Henrique Vieira – Ninguém vai atuar a partir do nada. A experiência da fé é uma experiência muito fundacional da formação de um indivíduo. O que é possível é ter um conteúdo de fé que dialoga com a vida plena para todas as pessoas com garantia dos direitos individuais e coletivos, com a celebração da diversidade, com a promoção da justiça e com o respeito ao outro tendo o outro não como diferente que sofre o estigma, mas que tem o seu direito de existir garantido. Então, é incompatível para quem tem uma fé de conteúdo fundamentalista e/ou extremista. Para quem tem a fé não como uma doutrina, mas como uma experiência que te abre ao mundo e te abre ao outro, é uma possibilidade muito genuína, singela e realmente factível. Acho que a incompatibilidade se dá quando você olha o Estado como uma extensão da igreja, quando você olha o Estado como uma extensão da doutrina. E essa é uma característica de fé de setores fundamentalistas e/ou extremistas. Então dá para governar uma cidade sendo cristão respeitando as diferenças, a diversidade, compreendendo a dinâmica da democracia, da República e dos direitos humanos, e por aí vai. Não há neutralidade dentro e fora da experiência religiosa. Todo mundo vai governar a partir de algum lugar.

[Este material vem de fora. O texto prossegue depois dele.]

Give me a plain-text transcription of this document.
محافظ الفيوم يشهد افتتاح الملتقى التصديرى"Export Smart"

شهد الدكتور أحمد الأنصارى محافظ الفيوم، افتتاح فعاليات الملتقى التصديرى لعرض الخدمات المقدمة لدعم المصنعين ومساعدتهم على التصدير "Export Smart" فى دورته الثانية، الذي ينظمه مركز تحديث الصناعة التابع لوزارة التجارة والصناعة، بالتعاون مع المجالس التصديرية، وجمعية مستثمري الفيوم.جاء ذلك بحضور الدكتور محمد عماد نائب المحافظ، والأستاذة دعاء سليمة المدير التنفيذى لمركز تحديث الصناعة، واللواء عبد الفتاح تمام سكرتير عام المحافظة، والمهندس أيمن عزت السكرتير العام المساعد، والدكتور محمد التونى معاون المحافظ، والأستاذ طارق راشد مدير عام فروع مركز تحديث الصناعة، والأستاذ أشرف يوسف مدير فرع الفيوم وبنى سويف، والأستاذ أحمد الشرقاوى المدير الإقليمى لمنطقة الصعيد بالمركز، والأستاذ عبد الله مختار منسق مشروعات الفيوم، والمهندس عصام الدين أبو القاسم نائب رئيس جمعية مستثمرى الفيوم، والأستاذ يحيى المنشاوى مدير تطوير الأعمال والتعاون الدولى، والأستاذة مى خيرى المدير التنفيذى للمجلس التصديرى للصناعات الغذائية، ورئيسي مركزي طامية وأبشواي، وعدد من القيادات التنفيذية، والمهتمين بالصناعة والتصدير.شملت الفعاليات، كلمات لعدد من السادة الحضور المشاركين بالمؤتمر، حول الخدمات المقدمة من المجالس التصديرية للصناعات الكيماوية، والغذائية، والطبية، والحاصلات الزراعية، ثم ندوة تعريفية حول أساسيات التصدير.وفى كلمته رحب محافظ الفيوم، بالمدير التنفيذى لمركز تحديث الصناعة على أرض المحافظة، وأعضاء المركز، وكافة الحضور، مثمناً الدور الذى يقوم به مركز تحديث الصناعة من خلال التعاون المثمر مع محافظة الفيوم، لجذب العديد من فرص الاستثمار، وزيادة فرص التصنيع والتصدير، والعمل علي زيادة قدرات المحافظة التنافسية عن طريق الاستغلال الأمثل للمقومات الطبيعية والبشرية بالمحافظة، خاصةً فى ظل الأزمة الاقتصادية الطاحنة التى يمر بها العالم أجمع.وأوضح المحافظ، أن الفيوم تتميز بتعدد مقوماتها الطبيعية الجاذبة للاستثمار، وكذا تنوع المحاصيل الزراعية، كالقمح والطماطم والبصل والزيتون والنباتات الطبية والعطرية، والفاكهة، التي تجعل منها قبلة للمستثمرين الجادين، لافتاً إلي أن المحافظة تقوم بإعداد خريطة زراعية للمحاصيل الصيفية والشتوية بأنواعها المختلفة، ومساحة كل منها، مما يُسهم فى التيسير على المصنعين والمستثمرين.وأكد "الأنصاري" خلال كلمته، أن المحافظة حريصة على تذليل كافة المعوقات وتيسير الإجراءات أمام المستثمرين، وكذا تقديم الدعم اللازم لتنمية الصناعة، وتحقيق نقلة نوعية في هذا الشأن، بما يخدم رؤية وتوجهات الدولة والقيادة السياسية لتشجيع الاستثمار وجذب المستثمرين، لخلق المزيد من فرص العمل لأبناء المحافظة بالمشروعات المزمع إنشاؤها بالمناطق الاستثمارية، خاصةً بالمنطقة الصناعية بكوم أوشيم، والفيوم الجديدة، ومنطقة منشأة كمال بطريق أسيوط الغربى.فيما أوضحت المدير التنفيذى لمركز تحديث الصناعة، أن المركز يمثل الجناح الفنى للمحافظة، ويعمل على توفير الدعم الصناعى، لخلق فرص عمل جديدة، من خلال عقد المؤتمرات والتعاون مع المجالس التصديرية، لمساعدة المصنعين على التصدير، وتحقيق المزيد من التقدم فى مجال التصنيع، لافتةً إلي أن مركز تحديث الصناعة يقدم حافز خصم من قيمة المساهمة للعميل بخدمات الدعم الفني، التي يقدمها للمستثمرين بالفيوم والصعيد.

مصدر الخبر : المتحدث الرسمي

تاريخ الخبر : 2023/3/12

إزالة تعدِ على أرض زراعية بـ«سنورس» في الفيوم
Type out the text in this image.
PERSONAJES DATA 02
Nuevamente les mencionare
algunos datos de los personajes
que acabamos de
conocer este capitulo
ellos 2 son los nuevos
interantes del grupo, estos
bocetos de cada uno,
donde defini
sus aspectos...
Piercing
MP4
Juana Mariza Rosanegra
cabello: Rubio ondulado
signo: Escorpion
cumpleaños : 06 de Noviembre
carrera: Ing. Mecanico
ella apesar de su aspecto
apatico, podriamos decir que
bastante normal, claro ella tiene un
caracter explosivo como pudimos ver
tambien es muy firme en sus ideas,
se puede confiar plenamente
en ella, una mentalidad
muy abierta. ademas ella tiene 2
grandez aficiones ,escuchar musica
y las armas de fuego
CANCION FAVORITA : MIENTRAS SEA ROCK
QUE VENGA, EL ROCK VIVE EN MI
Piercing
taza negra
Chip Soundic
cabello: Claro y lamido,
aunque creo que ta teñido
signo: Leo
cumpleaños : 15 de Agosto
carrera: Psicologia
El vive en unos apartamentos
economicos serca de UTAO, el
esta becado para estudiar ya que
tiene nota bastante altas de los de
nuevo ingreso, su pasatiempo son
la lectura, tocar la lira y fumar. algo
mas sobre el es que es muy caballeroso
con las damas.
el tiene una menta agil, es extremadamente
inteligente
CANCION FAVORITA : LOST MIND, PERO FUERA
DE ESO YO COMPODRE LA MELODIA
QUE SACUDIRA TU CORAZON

Andrea Dip – “Ninguém, nenhum deputado evangélico vai ser a favor da descriminalização do aborto, ponto”, me disse a Clarissa Garotinho numa entrevista no ano passado. Por isso, quero saber de vocês o que pensam.
Henrique Vieira – Dentro do setor evangélico, nós também vamos encontrar teólogos, teólogas, frentes que vão defender a descriminalização, a regulamentação, a devida legalização do aborto. Então, é importante registrar isso para mais uma vez vencer o discurso de que todos vão ser contra. Concordo que é uma maioria, mas não é uma unanimidade. A criminalização do aborto é uma das principais causas de morte de mulheres no país, e com um recorte social e racial gravíssimo. Mulheres ricas vão abortar com algum grau de segurança. Mulheres pobres, majoritariamente pretas, vão morrer. Então eu quero olhar para a vida concreta e perceber que a operação de preservação da própria vida passa pela descriminalização para tratar isso pelo viés da assistência da saúde e do respeito. Então, dá para teologicamente reajustar a tradição porque a tradição não aprisiona a experiência de Deus. Porque a experiência de Deus se manifesta na vida concreta. E quem fez isso e foi crucificado por isso? Jesus Cristo de Nazaré.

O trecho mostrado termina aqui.